Manufacturers’ recommendations being interpreted as ‘must’ (legal overtones), the limitations of SOPs, poor wording or range of interpretations, none able to foresee every situation, all reducing the need to think.
Documentary dependency, with that of automation, boxes pilots into standard operating scenarios which reduce ability to deal with the unexpected, and in some circumstances creates new operational hazards.
Many areas of the industry believe that ‘that unexpected’ will not happen – to them or in their operation; they have no knowledge of ‘it’. Alternatively, an assumption that pilots will be able managed – overreliance on human intervention in abnormal circumstances.

A problem with autobrake, as with automation in general, is that it disconnects the pilot from the feel of the aircraft. Pilots lack knowledge of applied foot-force vs deceleration, and from that, varying decelerations on runways with different braking conditions. This is accentuated with the use of reverse.

Use of the autobrake system is recommended whenever the runway is limited …”; what is limited?
Before stating the classic certification rules, how might a pilot judge this, what information is available in the QRH, what is taught, and does this result in a consistent answer?

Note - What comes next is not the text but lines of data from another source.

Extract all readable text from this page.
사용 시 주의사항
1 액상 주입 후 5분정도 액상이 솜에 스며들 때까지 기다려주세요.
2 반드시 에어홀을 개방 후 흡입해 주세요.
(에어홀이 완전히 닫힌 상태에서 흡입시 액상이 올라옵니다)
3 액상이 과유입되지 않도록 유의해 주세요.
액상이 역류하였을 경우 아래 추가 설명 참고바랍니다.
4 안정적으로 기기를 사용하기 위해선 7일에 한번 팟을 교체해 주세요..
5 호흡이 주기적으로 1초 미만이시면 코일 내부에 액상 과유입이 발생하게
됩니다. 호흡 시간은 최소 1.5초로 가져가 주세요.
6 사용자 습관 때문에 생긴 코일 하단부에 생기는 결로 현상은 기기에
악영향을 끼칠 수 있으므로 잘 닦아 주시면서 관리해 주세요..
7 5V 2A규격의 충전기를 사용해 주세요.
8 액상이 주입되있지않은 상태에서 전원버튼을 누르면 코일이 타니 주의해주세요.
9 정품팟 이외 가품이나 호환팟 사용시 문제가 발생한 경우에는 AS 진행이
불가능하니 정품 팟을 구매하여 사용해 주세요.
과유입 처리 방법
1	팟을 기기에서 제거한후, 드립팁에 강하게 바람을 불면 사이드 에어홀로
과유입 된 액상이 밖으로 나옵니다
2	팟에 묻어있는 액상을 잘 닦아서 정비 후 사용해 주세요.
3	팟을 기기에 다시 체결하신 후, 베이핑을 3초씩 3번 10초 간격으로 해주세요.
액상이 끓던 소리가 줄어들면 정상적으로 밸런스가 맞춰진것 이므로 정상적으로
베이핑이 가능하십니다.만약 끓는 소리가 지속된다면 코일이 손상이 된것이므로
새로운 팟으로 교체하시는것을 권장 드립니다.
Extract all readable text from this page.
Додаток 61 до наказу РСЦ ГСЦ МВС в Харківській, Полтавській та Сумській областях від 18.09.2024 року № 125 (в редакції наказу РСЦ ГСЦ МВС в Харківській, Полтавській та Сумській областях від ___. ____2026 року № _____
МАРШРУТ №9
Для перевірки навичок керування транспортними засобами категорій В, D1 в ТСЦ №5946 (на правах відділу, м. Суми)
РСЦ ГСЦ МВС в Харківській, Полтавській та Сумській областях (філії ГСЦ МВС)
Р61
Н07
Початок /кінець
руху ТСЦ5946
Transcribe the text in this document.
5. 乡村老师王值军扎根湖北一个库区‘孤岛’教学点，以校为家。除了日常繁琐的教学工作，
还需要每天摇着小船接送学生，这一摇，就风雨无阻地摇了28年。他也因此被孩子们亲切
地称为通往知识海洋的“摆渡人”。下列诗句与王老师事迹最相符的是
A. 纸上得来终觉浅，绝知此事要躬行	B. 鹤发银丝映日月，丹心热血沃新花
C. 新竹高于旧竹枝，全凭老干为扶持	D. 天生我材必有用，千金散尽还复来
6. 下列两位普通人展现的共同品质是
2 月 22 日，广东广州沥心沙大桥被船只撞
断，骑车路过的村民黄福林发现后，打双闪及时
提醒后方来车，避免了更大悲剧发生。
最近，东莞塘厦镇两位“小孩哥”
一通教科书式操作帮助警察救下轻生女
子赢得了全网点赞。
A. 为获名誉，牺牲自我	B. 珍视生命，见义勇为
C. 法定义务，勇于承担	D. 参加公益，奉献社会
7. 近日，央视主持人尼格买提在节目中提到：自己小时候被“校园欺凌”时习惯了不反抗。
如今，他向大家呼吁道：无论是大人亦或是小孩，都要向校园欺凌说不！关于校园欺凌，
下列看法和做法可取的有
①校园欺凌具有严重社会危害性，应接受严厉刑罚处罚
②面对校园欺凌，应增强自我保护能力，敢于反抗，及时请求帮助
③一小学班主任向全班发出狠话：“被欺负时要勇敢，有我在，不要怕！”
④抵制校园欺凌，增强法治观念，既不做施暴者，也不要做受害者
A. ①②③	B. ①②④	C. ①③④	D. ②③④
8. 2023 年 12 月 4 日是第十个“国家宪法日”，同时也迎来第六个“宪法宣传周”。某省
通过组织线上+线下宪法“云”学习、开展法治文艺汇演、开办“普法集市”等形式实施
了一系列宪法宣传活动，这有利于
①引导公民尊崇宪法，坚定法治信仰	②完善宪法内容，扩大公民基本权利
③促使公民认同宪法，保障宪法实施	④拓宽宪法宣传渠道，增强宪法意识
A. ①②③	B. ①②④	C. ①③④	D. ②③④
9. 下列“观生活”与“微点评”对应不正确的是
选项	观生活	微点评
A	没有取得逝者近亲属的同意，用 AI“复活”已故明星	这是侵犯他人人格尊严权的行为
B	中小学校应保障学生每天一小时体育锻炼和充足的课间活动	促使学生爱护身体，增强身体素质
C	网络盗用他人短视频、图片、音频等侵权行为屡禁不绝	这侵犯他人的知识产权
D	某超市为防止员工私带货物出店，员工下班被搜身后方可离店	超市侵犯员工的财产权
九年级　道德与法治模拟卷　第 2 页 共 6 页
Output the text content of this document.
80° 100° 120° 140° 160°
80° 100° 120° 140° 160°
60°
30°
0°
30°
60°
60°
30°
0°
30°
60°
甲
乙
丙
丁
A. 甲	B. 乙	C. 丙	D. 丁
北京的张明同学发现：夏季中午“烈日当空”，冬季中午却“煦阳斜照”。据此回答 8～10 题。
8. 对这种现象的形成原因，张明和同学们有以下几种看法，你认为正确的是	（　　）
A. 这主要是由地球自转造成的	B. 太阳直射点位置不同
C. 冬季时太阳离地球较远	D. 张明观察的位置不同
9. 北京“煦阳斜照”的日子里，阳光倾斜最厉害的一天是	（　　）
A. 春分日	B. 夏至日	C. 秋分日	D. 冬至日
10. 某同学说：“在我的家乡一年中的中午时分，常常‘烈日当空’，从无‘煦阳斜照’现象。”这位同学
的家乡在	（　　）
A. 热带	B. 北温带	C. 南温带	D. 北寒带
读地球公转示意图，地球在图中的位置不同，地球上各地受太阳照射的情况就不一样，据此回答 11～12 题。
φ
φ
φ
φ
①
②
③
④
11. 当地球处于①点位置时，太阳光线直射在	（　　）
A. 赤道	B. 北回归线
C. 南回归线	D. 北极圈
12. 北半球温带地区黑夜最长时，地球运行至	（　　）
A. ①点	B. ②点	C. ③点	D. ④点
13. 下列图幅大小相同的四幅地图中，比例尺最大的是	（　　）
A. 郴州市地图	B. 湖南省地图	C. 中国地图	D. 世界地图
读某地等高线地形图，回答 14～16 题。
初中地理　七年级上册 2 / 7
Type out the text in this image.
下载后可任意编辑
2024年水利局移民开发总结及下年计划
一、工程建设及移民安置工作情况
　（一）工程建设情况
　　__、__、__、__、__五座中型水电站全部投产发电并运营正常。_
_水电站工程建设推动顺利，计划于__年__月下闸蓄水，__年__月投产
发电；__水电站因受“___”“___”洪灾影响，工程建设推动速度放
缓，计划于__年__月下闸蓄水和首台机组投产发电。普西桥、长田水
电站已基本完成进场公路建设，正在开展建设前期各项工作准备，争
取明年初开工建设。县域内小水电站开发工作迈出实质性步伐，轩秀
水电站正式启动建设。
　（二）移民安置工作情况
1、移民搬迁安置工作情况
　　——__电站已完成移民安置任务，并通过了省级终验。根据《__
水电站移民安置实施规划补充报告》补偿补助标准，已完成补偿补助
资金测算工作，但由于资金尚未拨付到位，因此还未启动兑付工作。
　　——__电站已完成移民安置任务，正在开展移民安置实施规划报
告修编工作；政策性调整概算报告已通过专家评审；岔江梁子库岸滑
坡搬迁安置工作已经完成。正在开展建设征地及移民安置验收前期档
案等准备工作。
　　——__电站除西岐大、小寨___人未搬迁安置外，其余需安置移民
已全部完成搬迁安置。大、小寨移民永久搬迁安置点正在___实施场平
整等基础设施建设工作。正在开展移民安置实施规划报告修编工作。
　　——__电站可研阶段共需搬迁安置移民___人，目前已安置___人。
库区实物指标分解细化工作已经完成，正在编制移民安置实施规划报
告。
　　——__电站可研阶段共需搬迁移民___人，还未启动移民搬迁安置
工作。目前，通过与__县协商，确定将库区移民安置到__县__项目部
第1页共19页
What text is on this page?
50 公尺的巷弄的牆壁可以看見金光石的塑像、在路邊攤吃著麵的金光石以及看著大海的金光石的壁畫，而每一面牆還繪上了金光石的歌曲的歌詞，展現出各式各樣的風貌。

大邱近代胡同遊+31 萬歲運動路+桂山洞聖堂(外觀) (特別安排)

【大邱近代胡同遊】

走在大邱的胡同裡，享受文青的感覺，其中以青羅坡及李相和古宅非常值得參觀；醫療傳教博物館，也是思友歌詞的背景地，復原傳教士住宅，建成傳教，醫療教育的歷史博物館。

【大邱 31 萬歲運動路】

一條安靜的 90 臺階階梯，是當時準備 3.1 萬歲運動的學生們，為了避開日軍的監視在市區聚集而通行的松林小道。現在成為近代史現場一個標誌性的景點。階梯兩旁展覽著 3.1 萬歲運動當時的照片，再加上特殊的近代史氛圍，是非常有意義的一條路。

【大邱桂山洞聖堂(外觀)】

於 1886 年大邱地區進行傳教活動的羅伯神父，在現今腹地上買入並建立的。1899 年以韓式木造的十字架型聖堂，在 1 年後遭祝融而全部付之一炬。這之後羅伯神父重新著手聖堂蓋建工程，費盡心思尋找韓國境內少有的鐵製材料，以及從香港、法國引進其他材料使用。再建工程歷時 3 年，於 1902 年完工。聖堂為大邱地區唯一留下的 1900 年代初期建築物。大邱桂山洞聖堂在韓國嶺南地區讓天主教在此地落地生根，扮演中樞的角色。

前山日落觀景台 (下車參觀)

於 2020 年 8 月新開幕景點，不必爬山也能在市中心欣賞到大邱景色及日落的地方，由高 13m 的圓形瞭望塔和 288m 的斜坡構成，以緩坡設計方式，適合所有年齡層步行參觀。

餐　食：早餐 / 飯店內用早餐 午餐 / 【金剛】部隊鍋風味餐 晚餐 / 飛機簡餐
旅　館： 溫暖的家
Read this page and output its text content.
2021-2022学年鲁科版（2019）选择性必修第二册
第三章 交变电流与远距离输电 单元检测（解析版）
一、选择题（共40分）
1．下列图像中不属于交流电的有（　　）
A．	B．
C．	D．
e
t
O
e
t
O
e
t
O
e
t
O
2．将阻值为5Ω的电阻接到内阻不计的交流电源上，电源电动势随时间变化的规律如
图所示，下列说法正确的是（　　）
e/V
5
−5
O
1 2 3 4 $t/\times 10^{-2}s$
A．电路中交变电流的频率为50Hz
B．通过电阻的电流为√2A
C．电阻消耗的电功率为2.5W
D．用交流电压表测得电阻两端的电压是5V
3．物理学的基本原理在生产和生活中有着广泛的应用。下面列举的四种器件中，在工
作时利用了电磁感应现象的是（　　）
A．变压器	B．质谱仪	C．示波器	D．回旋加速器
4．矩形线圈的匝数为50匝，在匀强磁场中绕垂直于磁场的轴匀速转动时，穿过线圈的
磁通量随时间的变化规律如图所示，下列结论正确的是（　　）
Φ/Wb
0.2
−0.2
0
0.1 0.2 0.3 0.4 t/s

As a predominantly non-autobrake user (most types did not have it), why do Boeing come to their recommendation; what are the problems in the various conditions. Historically the case was made on inconsistent human performance during an RTO – a rare occurrence with less safety margin than for most operations.
Perhaps Boeing now judges that automation can better human performance in more normal instances. Yet an operational interpretation of their ‘recommendation’ often opposes the Boeing philosophy that the crew can (will) always override. The expectancy is that crews will be able judge ‘when’ to intervene, but the recommendation reduces opportunity to gain those skills required to judge, particularly in the more abnormal conditions.

Has the balance between comfort, cost, runway occupancy vs safety swung too far? On the basis of overrun statistics arguably yes, – ‘safety first’; have we really thought about it.
Autobrake = automind; think about it, what does ‘use’ mean, assume, or imply - pilots, trainers, operators, regulators, and manufactures.